Integrating permutation feature importance with conformal prediction for robust Explainable Artificial Intelligence in predictive process monitorning

Nijat Mehdiyev; Maxim Majlatow; Peter Fettke
In: Engineering Applications of Artificial Intelligence, Vol. 149, Pages 0-0, Science Direct, 6/2025.

Zusammenfassung

As artificial intelligence (AI) systems are increasingly deployed in high-stakes environments, the need for explanations that convey uncertain information has become evident. Conventional explainable AI (XAI) methods often overlook uncertainty, focusing solely on point predictions. To address this gap, we propose using permutation feature importance (PFI) combined with predictive uncertainty evaluation measures. This novel approach examines the significance of features by relating them to the model’s confidence in its predictions. By using split conformal prediction (SCP) to quantify predictive uncertainty and integrating the outcomes to PFI, we aim to enhance the robustness and interpretability of machine learning (ML) algorithms. More importantly, we examine three scenarios for conformal prediction-based PFI explanations: permuting feature values in the test data, the calibration data, and both.
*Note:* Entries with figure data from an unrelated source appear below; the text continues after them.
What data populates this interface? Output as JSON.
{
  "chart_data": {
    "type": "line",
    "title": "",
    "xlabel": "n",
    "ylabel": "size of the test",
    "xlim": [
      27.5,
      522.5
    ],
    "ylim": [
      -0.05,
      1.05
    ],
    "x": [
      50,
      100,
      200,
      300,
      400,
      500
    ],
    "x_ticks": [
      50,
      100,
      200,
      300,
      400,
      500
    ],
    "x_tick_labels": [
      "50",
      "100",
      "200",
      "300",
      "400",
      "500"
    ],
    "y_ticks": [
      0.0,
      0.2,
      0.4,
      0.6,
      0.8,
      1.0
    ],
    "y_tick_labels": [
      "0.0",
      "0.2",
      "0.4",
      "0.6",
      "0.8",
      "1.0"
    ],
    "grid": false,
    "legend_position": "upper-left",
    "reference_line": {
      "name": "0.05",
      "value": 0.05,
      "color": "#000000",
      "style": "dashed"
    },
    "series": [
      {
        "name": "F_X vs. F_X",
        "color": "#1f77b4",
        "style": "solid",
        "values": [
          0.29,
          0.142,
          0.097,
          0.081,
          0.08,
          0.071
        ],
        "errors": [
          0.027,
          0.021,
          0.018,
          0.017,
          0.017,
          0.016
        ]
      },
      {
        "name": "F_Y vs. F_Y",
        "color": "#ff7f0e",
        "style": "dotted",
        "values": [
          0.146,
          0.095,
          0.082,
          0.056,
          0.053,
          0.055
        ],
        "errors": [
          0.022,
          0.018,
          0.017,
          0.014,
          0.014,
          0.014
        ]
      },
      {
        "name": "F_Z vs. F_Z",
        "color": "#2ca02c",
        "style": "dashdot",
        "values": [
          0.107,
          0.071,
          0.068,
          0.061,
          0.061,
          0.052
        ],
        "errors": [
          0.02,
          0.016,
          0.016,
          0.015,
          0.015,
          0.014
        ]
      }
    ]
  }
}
These scenarios assess the impact of feature permutations from different perspectives, revealing feature sensitivity and the importance of features in various settings. We also perform a series of sensitivity analyses, particularly exploring calibration data size and computational efficiency, to demonstrate the robustness and scalability of our approach for industrial applications. Our comprehensive evaluation offers insights into feature impact on predictions and their associated confidence levels. We validate our proposed approach through a real-world predictive process monitoring use case in manufacturing.